Add LZ4 compression in pg_dump

From: Georgios <gkokolatos(at)protonmail(dot)com>
To: PostgreSQL Hackers <pgsql-hackers(at)lists(dot)postgresql(dot)org>
Cc: Rachel Heaton <rachelmheaton(at)gmail(dot)com>
Subject: Add LZ4 compression in pg_dump
Date: 2022-02-25 12:05:31
Message-ID: faUNEOpts9vunEaLnmxmG-DldLSg_ql137OC3JYDmgrOMHm1RvvWY2IdBkv_CRxm5spCCb_OmKNk2T03TMm0fBEWveFF9wA1WizPuAgB7Ss=@protonmail.com
Views: Raw Message | Whole Thread | Download mbox | Resend email
Thread:
Lists: pgsql-hackers

Hi,

please find attached a patchset which adds lz4 compression in pg_dump.

The first commit does the heavy lifting required for additional compression methods.
It expands testing coverage for the already supported gzip compression. Commit
bf9aa490db introduced cfp in compress_io.{c,h} with the intent of unifying
compression related code and allow for the introduction of additional archive
formats. However, pg_backup_archiver.c was not using that API. This commit
teaches pg_backup_archiver.c about cfp and is using it through out.

Furthermore, compression was chosen based on the value of the level passed
as an argument during the invocation of pg_dump or some hardcoded defaults. This
does not scale for more than one compression methods. Now the method used for
compression can be explicitly requested during command invocation, or set during
hardcoded defaults. Then it is stored in the relevant structs and passed in the
relevant functions, along side compression level which has lost it's special
meaning. The method for compression is not yet stored in the actual archive.
This is done in the next commit which does introduce a new method.

The previously named CompressionAlgorithm enum is changed for
CompressionMethod so that it matches better similar variables found through out
the code base.

In a fashion similar to the binary for pg_basebackup, the method for compression
is passed using the already existing -Z/--compress parameter of pg_dump. The
legacy format and behaviour is maintained. Additionally, the user can explicitly
pass a requested method and optionaly the level to be used after a semicolon,e.g. --compress=gzip:6

The second commit adds LZ4 compression in pg_dump and pg_restore.

Within compress_io.{c,h} there are two distinct APIs exposed, the streaming API
and a file API. The first one, is aimed at inlined use cases and thus simple
lz4.h calls can be used directly. The second one is generating output, or is
parsing input, which can be read/generated via the lz4 utility.
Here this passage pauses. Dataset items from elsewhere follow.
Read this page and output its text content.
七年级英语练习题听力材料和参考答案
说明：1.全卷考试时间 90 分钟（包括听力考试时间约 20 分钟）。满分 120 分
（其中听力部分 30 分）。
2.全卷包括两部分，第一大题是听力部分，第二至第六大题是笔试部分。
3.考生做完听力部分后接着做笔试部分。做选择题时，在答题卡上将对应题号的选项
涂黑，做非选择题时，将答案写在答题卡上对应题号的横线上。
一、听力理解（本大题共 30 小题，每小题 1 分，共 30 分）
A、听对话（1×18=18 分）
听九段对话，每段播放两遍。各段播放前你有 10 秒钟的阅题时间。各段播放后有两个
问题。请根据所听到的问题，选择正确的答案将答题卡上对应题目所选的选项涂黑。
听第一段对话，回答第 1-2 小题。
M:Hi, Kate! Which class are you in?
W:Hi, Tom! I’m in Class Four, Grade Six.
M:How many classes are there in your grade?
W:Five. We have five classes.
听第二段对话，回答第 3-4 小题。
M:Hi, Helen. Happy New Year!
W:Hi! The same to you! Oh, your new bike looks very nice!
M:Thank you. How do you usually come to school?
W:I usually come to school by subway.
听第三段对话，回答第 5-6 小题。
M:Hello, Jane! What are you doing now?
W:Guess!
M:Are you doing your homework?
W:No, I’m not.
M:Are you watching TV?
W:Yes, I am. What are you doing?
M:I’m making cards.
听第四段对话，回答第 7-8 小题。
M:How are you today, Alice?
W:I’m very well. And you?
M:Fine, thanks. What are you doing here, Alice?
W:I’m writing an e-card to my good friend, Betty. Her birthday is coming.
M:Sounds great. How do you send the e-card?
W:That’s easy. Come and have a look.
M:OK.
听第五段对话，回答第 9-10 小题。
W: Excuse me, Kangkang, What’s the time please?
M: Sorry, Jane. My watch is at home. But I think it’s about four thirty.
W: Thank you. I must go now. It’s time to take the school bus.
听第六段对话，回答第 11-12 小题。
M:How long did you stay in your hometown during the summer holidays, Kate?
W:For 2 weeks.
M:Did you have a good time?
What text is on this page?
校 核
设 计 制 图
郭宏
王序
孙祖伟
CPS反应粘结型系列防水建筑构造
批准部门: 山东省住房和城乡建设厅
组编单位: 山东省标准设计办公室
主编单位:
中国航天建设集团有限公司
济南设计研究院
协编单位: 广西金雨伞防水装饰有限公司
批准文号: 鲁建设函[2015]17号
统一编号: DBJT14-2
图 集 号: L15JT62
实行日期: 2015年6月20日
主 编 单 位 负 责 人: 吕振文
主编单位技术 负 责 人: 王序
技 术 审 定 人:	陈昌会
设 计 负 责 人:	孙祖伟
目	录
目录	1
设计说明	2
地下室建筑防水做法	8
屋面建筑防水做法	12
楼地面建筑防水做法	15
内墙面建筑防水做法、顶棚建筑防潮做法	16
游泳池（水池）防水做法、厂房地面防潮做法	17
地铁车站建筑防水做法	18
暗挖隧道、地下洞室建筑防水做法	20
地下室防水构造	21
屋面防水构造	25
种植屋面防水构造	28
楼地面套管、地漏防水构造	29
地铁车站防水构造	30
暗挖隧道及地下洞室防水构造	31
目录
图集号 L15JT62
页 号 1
In the later case, the API is using an opaque wrapper around a file stream,
which aquired via fopen() or gzopen() respectively. It would then provide
wrappers around fread(), fwrite(), fgets(), fgetc(), feof(), and fclose(); or
their gz equivallents. However the LZ4F api does not provide this functionality.
So this has been implemented localy.

In order to maintain the API compatibility a new structure LZ4File is
introduced. It is responsible for keeping state and any yet unused generated
content. The later is required when the generated decompressed output, exceeds
the caller's buffer capacity.

Custom compressed archives need to now store the compression method in their
header. This requires a bump in the version number. The level of compression is
still stored in the dump, though admittedly is of no apparent use.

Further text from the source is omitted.